2018 Break En América Iglesia

La labor de los Delegados de la Palabra, es un semillero vocacional

Más de alguna vez hemos escuchado decir “Lo bueno debe continuar” y refiriéndonos a los Delegados de la Palabra de Dios;-DPD-sin duda alguna, este comentario se ajusta muy bien. Llegan con la palabra de Dios y la promoción vocacional a las comunidades, que a falta de sacerdotes; son tierras de misión laical.

Compromiso| Luego de su inicio en la Semana Santa del año 1966, con la participación de 17 campesinos en la zona Sur de Honduras, 52 años después y con la participación activa de aproximadamente 18 mil hombres y mujeres, tanto en la zonas rurales como de la ciudad; la labor de este movimientos laical en Honduras, continua generando el ofrecimiento de personas al servicio del pueblo de Dios con una vida consagrada, sacerdotal y religiosa.

MONSEÑOR HÉCTOR DAVID

Validación| Para el caso, Monseñor Héctor David García Osorio, Obispo de la Diócesis de Yoro; dijo a Suyapa Medios que a los 16 años de edad fue llamado a iniciar la formación como DPD en la Diócesis de Choluteca y luego “Por esa relación hermosa que se produce con la palabra de Dios y la comunidad, me generó una profunda relación con el Señor” y que después de varios años de formación como delegado y al ver la necesidad de sacerdotes que llegaran a las comunidades “Se generó en mí el deseo de  consagrar mi vida al servicio del pueblo de Dios”, expresó este obispo hondureño.

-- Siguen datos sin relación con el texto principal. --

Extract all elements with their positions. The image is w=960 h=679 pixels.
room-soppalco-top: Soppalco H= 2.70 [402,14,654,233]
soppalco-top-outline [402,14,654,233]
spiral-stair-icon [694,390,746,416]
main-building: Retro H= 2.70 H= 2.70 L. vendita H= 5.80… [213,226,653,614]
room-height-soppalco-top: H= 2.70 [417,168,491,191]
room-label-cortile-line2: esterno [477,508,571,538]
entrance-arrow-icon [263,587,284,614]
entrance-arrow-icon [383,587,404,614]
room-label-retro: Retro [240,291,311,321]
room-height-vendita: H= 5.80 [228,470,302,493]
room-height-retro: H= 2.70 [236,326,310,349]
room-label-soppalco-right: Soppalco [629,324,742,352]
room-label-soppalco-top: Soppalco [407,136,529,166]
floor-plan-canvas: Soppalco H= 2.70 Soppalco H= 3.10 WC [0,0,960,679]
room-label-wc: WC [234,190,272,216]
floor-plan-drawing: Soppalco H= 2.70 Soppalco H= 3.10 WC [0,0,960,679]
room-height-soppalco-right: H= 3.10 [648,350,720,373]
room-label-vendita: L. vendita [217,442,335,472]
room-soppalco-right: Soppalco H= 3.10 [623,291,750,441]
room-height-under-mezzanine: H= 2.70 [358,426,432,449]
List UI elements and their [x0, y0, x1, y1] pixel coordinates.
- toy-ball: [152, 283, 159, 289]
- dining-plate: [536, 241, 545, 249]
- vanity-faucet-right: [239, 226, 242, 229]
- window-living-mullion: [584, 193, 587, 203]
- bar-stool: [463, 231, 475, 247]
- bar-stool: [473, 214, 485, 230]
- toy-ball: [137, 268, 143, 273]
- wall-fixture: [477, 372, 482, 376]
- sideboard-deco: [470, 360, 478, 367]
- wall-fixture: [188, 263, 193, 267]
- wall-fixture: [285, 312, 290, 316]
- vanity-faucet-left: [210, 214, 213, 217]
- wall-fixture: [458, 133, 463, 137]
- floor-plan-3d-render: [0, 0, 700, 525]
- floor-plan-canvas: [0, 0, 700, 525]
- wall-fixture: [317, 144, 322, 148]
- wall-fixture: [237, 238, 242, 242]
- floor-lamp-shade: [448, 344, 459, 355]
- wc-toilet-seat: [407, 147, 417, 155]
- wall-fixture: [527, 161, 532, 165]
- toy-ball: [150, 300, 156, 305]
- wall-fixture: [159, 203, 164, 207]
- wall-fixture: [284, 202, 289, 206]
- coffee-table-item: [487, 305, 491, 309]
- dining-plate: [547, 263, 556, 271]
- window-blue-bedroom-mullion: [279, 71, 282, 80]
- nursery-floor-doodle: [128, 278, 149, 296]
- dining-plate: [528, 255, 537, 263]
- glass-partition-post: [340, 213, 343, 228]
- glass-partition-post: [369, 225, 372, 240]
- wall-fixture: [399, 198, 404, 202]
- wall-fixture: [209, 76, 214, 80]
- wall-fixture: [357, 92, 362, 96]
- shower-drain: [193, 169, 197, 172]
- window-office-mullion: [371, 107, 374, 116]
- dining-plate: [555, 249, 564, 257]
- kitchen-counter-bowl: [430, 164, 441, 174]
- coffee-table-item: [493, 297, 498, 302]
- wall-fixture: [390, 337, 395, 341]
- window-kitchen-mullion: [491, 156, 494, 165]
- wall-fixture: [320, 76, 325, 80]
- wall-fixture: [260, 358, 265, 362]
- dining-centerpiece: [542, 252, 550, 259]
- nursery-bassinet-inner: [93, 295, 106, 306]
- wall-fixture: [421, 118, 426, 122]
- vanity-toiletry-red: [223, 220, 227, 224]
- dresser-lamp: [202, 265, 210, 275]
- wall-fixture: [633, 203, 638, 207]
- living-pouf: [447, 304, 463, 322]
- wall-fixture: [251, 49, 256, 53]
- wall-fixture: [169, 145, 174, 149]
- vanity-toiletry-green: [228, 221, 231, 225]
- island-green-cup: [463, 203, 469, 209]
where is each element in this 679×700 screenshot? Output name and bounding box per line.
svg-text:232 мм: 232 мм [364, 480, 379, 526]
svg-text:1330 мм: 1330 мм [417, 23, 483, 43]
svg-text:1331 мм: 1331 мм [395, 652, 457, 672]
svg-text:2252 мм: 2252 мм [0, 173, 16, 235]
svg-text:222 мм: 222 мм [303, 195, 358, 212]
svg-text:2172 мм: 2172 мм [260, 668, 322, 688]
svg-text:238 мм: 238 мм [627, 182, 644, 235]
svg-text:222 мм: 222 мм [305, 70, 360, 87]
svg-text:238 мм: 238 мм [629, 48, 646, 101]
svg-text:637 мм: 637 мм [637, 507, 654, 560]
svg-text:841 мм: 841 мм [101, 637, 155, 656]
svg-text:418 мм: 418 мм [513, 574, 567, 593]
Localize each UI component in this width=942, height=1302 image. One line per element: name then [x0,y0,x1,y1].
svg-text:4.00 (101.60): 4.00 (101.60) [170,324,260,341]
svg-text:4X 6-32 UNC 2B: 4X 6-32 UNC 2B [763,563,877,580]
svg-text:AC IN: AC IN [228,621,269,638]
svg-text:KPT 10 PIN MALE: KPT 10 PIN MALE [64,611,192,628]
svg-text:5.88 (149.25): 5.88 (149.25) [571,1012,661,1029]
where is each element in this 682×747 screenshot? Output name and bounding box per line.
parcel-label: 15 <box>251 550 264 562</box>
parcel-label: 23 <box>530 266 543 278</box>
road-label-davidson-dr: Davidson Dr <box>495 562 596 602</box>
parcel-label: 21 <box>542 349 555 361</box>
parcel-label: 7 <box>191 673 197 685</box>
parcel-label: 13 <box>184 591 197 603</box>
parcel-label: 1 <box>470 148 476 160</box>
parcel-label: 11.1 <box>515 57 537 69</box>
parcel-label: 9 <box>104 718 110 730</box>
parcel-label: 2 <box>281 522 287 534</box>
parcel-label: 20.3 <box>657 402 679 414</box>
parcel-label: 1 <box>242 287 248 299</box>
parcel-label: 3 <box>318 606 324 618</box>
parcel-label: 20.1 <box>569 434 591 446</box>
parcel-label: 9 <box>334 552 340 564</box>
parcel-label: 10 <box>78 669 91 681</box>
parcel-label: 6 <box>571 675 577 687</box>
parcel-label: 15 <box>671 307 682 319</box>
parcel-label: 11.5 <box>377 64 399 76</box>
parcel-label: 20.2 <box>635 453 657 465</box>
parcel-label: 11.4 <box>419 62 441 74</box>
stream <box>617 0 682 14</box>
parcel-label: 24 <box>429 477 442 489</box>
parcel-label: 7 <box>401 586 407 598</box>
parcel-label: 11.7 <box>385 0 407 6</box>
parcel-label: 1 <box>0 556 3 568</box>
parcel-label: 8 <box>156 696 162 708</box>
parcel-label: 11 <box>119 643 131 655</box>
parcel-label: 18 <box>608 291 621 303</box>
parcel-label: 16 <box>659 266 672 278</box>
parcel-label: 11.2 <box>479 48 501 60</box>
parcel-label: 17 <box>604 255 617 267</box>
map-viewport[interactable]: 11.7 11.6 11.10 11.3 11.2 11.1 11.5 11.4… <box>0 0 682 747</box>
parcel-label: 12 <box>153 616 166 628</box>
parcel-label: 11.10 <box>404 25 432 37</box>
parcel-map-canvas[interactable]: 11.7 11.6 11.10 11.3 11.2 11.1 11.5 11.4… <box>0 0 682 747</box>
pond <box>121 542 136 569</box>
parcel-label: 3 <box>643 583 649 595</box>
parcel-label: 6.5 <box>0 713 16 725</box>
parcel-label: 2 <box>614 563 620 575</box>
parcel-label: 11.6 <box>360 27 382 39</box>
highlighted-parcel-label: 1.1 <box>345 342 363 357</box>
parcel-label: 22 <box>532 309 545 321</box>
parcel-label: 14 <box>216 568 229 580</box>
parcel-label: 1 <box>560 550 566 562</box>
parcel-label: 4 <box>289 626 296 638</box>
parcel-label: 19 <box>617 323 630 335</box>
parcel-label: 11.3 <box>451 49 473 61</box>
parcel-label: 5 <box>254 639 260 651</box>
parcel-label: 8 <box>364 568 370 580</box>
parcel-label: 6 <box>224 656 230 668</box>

Fue ordenado sacerdote hace 21 años y en el año 2014, fue consagrado como obispo de la Diócesis de Yoro.

ANGÉLICA CRUZ

Reciente| Luego de cinco años de servicio como Delegada de la Palabra de Dios, en las Aldeas y Caseríos del Municipio de Reítoca, en la Arquidiócesis de Tegucigalpa; Angélica Cruz recientemente ingreso como aspirante a una vida consagrada, en una orden religiosa nativa de Tegucigalpa, las Misioneras del Sagrado Corazón de Jesús. Cuanta esta joven que el ejemplo de sus padre, tras 17 años de compromiso como Delegado de la Palabra, le motivo para ingresar la formación como delegada y “por espacio de cinco años, fuí delegada, hasta que decidí ser religiosa”. Comenta Cruz, que luego de su llegada al convento, entre las comunidades donde servía como delegada, se integraran 10 jóvenes aspirantes a DPD.

La mayoría de los jóvenes que se forman como sacerdotes y las muchachas aspirantes a una vida religiosa en Honduras, han surgido de una familia de Delegados de la Palabra de Dios; o bien de su participación directa en las celebraciones de la palabra.